NO evidence existed that a teenage girl and her sister waited for bank
clerk Alison Shaughnessy to return home and then murdered her, a defence
lawyer told an Old Bailey jury yesterday.
''Where is the evidence they did this? There is none,'' said Lady
Mallalieu, QC, defending 19-year-old Lisa Taylor in the love triangle
killing case.
She said Miss Taylor was 17 at the time Mrs Shaughnessy was murdered
and had never been in trouble in her life.
''There is absolutely nothing heard in this court to suggest this
young girl is anything other than a perfectly normal teenager,'' said
Lady Mallalieu.
''There has been no evidence she is either mentally deficient or a
psychopath, but you may think she would have had to be one or another to
behave as the prosecution suggest she did.''
The allegation against her was ''patently absurd''.
Lisa Taylor and Michelle Taylor, her 21-year-old sister, of Forest
Hill, London, both deny murdering Mrs Shaughnessy on June 3 last year.
The court has heard that Michelle Taylor had an affair with Mrs
Shaughnessy's husband John and the prosecution alleges Mrs Shaughnessy
was stabbed 54 times in a jealous frenzy.
Lady Mallalieu said Mrs Shaughnessy's murder was more likely to have
been carried out by an intruder whom she disturbed at her home.
Her injuries suggested she was initially attacked on the front of her
body, suggesting she met her attacker in the flat as she came in.

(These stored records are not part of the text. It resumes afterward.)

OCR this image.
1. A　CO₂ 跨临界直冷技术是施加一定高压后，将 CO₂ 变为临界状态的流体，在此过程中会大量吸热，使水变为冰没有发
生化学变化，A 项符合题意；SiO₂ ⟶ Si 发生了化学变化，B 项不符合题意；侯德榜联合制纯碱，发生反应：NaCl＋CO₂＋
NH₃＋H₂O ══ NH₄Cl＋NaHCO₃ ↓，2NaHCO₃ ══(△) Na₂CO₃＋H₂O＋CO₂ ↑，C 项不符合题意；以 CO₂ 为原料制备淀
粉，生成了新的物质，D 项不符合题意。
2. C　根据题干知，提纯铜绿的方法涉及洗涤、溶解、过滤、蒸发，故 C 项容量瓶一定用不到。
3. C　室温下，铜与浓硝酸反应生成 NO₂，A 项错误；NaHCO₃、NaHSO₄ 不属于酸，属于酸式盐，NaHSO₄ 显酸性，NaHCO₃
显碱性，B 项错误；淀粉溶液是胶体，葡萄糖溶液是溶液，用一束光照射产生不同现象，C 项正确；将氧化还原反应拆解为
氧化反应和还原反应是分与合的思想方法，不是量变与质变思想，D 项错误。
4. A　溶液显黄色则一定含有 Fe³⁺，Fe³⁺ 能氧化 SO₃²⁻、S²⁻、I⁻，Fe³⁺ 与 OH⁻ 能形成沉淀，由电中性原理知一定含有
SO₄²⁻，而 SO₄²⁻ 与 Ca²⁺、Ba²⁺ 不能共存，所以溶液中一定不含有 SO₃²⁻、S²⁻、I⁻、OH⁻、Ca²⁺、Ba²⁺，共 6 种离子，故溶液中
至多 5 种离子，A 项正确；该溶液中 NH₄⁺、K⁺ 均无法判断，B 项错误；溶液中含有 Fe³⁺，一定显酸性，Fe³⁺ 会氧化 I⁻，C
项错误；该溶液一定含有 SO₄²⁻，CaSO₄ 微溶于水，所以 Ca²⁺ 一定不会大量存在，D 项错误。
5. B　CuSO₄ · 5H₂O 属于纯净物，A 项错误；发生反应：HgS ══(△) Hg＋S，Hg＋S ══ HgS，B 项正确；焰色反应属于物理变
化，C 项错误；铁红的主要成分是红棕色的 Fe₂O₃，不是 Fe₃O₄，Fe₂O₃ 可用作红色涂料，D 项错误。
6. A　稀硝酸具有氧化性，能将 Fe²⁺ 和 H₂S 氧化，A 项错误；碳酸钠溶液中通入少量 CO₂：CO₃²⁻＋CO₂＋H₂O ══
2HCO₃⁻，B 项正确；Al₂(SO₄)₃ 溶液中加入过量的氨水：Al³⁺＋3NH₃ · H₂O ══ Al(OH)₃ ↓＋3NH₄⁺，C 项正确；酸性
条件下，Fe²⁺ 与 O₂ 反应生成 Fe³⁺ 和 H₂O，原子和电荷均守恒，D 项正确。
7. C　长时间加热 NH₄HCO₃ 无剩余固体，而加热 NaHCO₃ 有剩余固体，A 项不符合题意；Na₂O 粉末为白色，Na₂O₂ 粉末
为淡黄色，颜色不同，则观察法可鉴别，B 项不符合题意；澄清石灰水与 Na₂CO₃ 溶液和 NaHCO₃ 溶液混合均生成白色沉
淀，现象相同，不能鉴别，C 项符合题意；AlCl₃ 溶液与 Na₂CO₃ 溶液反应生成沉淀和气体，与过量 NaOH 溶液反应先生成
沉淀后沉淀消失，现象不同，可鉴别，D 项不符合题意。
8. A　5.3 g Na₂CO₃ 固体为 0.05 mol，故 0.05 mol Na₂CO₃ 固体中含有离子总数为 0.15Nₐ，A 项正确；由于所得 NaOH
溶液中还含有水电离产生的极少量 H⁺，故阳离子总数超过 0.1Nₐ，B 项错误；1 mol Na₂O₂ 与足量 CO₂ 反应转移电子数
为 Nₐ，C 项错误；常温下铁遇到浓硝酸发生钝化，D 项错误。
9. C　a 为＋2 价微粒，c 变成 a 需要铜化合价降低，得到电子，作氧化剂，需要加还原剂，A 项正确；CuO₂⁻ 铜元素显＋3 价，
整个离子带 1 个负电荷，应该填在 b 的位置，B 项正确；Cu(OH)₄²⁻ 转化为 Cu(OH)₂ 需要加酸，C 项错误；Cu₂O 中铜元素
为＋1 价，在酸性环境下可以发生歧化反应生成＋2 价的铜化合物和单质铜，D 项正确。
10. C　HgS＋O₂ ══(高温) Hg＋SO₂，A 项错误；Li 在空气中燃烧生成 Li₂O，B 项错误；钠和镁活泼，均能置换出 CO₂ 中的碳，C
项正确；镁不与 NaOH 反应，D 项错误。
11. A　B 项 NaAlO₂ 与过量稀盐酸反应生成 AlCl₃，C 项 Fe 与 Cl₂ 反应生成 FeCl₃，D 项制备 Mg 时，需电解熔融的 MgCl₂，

Lady Mallalieu said the prosecution's claim that this was a
cold-blooded killing did not match what the pathologist had described as
a ''frenzied or panic'' attack during which 54 stab wounds were
inflicted.
''But it is characteristic of the cornered intruder,'' she said.
''It is our contention that there is no evidence that makes Lisa
Taylor guilty of murder. Where evidence is thin or non-existent, as it
is in this case, the temptation to guess or speculate is enormous but
guesswork and speculation are not evidence and nor is suspicion.''
The trial was adjourned until today.